Los bárbaros, por cierto, tuvieron bastante poco que ver con el derribo de las hermosas estatuas y los nobles templos paganos. Con llevarse lo que en ellos hubiera de valor ya les iba bien. Estaban suficientemente ocupados con lo suyo de batallar, rapiñar, degollar, extorsionar o transgredir como para andar perdiendo el tiempo con la demolición de los decorados de sus fechorías. Las estatuas abatidas y los templos derribados fueron víctimas de los propios descendientes de quienes los erigieron y fueron destruidos en el sacrosanto nombre de la cancelación, la corrección y la censura por órdenes de funcionarios tan serios y razonables como los nuestros.

Muchos serán los que en estos tiempos actuales de ruido y confusión anhelen la prístina paz, el silencio profundo y la diáfana claridad cenital que, acompañando el leve descenso de unas mínimas partículas, al parecer compuestas únicamente de luz, contornea los rincones grises en las salas más recónditas y menos visitadas de nuestros museos. ¡Pues, nada de eso! Nuestros más agudos y despiertos observadores del páramo cultural en que se ha convertido la España de las autonomías y los desvelos woke, la de los recios valores del minifundio y la refinada artesanía del pesebre, han dictado, desde la elevación olímpica del observatorio situado en la torre de marfil que corona su Ministerio, la orden sabia y salomónica de arremeter contra la veneranda paz de los museos. Se utilizará para ello lo más afilado, letal y destructivo del arsenal administrativo: precisamente esas ‘censura e injerencia política’ que eran condenadas al principio de la exposición del ministro.

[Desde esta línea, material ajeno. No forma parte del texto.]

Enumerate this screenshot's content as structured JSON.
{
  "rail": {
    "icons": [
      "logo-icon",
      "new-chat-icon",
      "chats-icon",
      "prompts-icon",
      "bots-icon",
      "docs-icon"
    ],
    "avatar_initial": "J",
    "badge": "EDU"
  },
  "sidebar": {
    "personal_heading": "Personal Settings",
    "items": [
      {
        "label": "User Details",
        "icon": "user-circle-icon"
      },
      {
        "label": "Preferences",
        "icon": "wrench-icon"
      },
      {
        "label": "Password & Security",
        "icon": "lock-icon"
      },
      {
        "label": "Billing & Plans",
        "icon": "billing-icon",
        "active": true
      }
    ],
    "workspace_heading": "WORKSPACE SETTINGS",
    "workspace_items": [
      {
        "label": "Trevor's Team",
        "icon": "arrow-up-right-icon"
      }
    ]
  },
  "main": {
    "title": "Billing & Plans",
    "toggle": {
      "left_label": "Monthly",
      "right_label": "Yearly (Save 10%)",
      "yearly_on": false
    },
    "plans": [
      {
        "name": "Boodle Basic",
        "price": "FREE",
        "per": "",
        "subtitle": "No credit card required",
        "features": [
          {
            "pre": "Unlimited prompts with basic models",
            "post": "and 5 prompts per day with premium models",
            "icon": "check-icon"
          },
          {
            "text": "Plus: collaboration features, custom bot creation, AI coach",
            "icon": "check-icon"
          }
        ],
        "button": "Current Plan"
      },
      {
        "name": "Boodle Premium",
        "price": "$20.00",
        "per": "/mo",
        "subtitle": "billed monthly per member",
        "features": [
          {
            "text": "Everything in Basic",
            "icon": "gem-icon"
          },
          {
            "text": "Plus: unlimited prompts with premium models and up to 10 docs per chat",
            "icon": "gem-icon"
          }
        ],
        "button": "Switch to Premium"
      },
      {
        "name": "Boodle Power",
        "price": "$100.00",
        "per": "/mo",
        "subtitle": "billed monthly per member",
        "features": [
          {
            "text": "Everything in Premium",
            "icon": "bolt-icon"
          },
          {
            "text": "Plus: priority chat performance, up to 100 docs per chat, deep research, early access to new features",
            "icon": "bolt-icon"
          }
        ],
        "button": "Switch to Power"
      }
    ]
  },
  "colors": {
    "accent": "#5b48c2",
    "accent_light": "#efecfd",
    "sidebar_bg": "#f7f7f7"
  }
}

Este proceso de revisión se llevará a cabo en nombre, claro, de las razones y aspiraciones más elevadas: «permitir superar un marco colonial o anclado en inercias de género o etnocéntricas que han lastrado la visión del patrimonio y la historia». Debemos prestar atención a estos conceptos, su apariencia de mera cháchara institucional actual no debe despistarnos de los auténticos objetivos perseguidos. La gratuidad con que se prometen alegremente acciones que no se piensan llevar a cabo no puede relajarnos en la vigilancia ante ataques a un patrimonio común que nos concierne a todos como sociedad, y, por supuesto, supera las competencias y atribuciones de meros gobernantes de paso.

Chesterton hace decir a su candoroso Padre Brown, comentando alguno de sus paradójicos casos, que «el crimen es como cualquier otro trabajo artístico; no es, de ninguna manera, el único que procede de un taller infernal». Tengámoslo en cuenta cuando presenciemos esta noche anunciada de patrimonio profanado, cuchillos largos y cristales rotos en la que, precisamente mediante lo que se denuncia, se pretende sumir a nuestros museos.